Using Google Trends, the researchers also show a spike among people in Tennessee searching the phrase “job openings” at the same time that the Medicaid recipients were being removed from the health-insurance rolls.
While Notowidigdo, Garthwaite, and Gross caution that the effect of Tennessee residents losing Medicaid eligibility may not be exactly comparable to the effect of Americans gaining health-insurance coverage under the Affordable Care Act, they note that both primarily target the same demographic group: low-income adults without children. If the pattern from Tennessee were to hold, the federal law could prompt 530,000–940,000 people to choose to leave their jobs, reducing the overall US employment rate by 0.3–0.6 percentage points.
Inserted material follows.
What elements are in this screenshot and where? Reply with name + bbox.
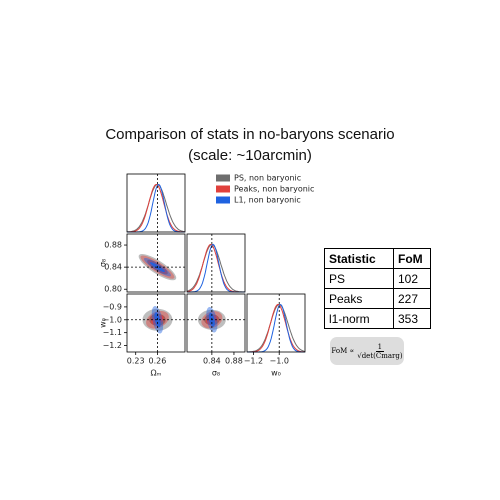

The Affordable Care Act will test the strength of “employment lock,” the term the researchers use for how some American workers hang onto their jobs solely for the health benefits. Under the law, low-income people will get large subsidies to help offset the cost of coverage, and Medicaid will expand dramatically.
The study could help policymakers determine the optimal eligibility requirements for public health insurance—broad enough to cover people who are shut out of the private marketplace because of income or other issues, but restrictive enough to exclude those who could get insurance on their own.